The hotel reached worldwide fame when John Lennon and Yoko Ono, who had been refused entry into the United States, conducted their Bed-In in Room 1742 at the hotel between May 26 and June 2, 1969. "Give Peace a Chance" was recorded in this room on June 1 by André Perry. This song is the first solo single issued by Lennon and became an anthem of the American anti-war movement during the 1970s. It peaked at #14 on the Billboard Hot 100 and #2 on the British singles chart.
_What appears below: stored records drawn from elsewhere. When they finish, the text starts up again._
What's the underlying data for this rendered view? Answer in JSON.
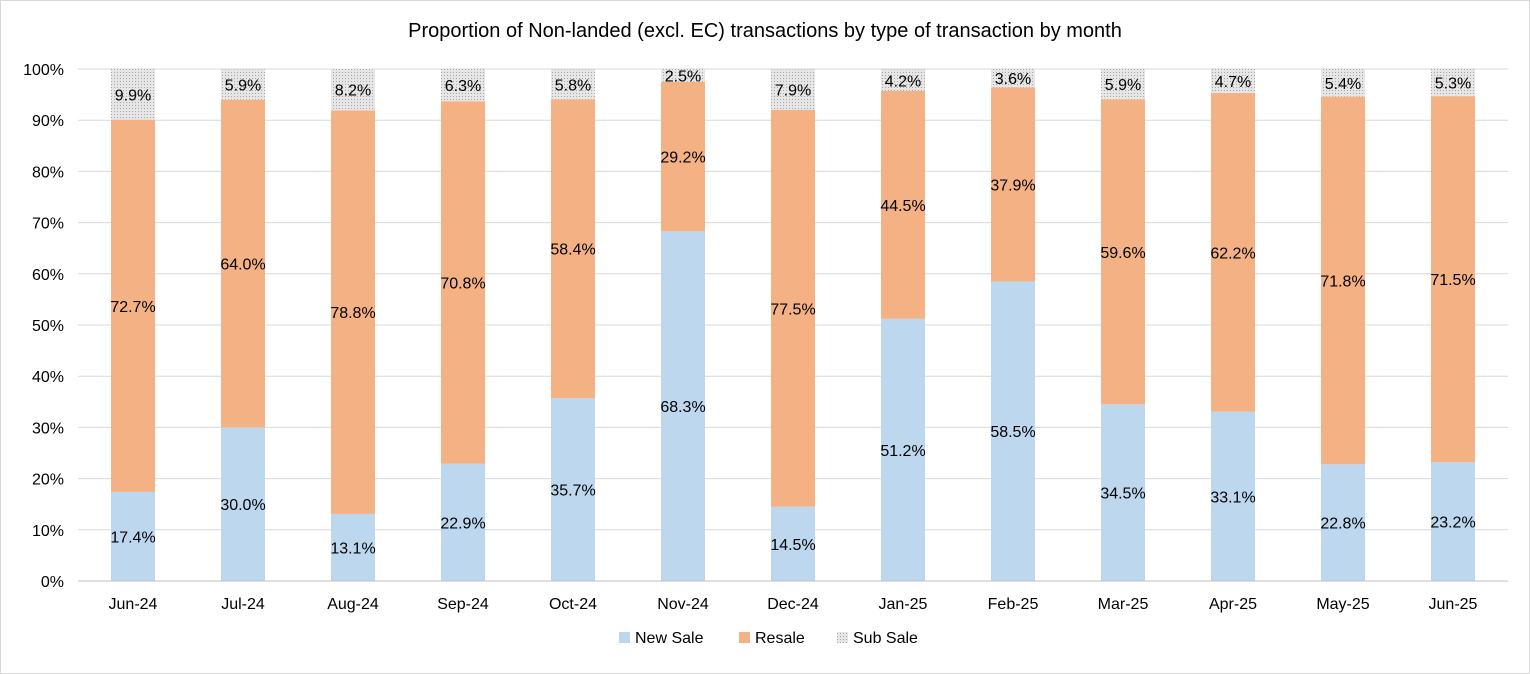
{
  "chart_data": {
    "type": "bar",
    "stacked": true,
    "title": "Proportion of Non-landed (excl. EC) transactions by type of transaction by month",
    "categories": [
      "Jun-24",
      "Jul-24",
      "Aug-24",
      "Sep-24",
      "Oct-24",
      "Nov-24",
      "Dec-24",
      "Jan-25",
      "Feb-25",
      "Mar-25",
      "Apr-25",
      "May-25",
      "Jun-25"
    ],
    "series": [
      {
        "name": "New Sale",
        "color": "#bdd7ee",
        "values": [
          17.4,
          30.0,
          13.1,
          22.9,
          35.7,
          68.3,
          14.5,
          51.2,
          58.5,
          34.5,
          33.1,
          22.8,
          23.2
        ],
        "labels": [
          "17.4%",
          "30.0%",
          "13.1%",
          "22.9%",
          "35.7%",
          "68.3%",
          "14.5%",
          "51.2%",
          "58.5%",
          "34.5%",
          "33.1%",
          "22.8%",
          "23.2%"
        ]
      },
      {
        "name": "Resale",
        "color": "#f4b183",
        "values": [
          72.7,
          64.0,
          78.8,
          70.8,
          58.4,
          29.2,
          77.5,
          44.5,
          37.9,
          59.6,
          62.2,
          71.8,
          71.5
        ],
        "labels": [
          "72.7%",
          "64.0%",
          "78.8%",
          "70.8%",
          "58.4%",
          "29.2%",
          "77.5%",
          "44.5%",
          "37.9%",
          "59.6%",
          "62.2%",
          "71.8%",
          "71.5%"
        ]
      },
      {
        "name": "Sub Sale",
        "color": "#d9d9d9",
        "values": [
          9.9,
          5.9,
          8.2,
          6.3,
          5.8,
          2.5,
          7.9,
          4.2,
          3.6,
          5.9,
          4.7,
          5.4,
          5.3
        ],
        "labels": [
          "9.9%",
          "5.9%",
          "8.2%",
          "6.3%",
          "5.8%",
          "2.5%",
          "7.9%",
          "4.2%",
          "3.6%",
          "5.9%",
          "4.7%",
          "5.4%",
          "5.3%"
        ]
      }
    ],
    "ylim": [
      0,
      100
    ],
    "yticks": [
      "0%",
      "10%",
      "20%",
      "30%",
      "40%",
      "50%",
      "60%",
      "70%",
      "80%",
      "90%",
      "100%"
    ],
    "xlabel": "",
    "ylabel": "",
    "grid": true,
    "legend": "bottom"
  }
}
The NHL entry draft was also held at the hotel ten times between 1963 and 1979.

In 1970, the Government of Quebec moved its centre of operations into the Queen Elizabeth in the midst of the October Crisis.

CN Hotels assumed direct management of the hotel on January 1, 1984, when the contract with Hilton ended. CN Hotels was sold to Canadian Pacific Hotels in 1988. In 2001, Canadian Pacific Hotels was rebranded as Fairmont Hotels and Resorts, following their purchase of that smaller chain. The hotel was renamed Fairmont The Queen Elizabeth.

In 2010, six doormen of the hotel were arrested on charges of racketeering and extortion.

The hotel was the location of the Beaver Club restaurant. The restaurant closed in 2014.

From June 17, 2016, to July 10, 2017, the hotel was closed for a renovation.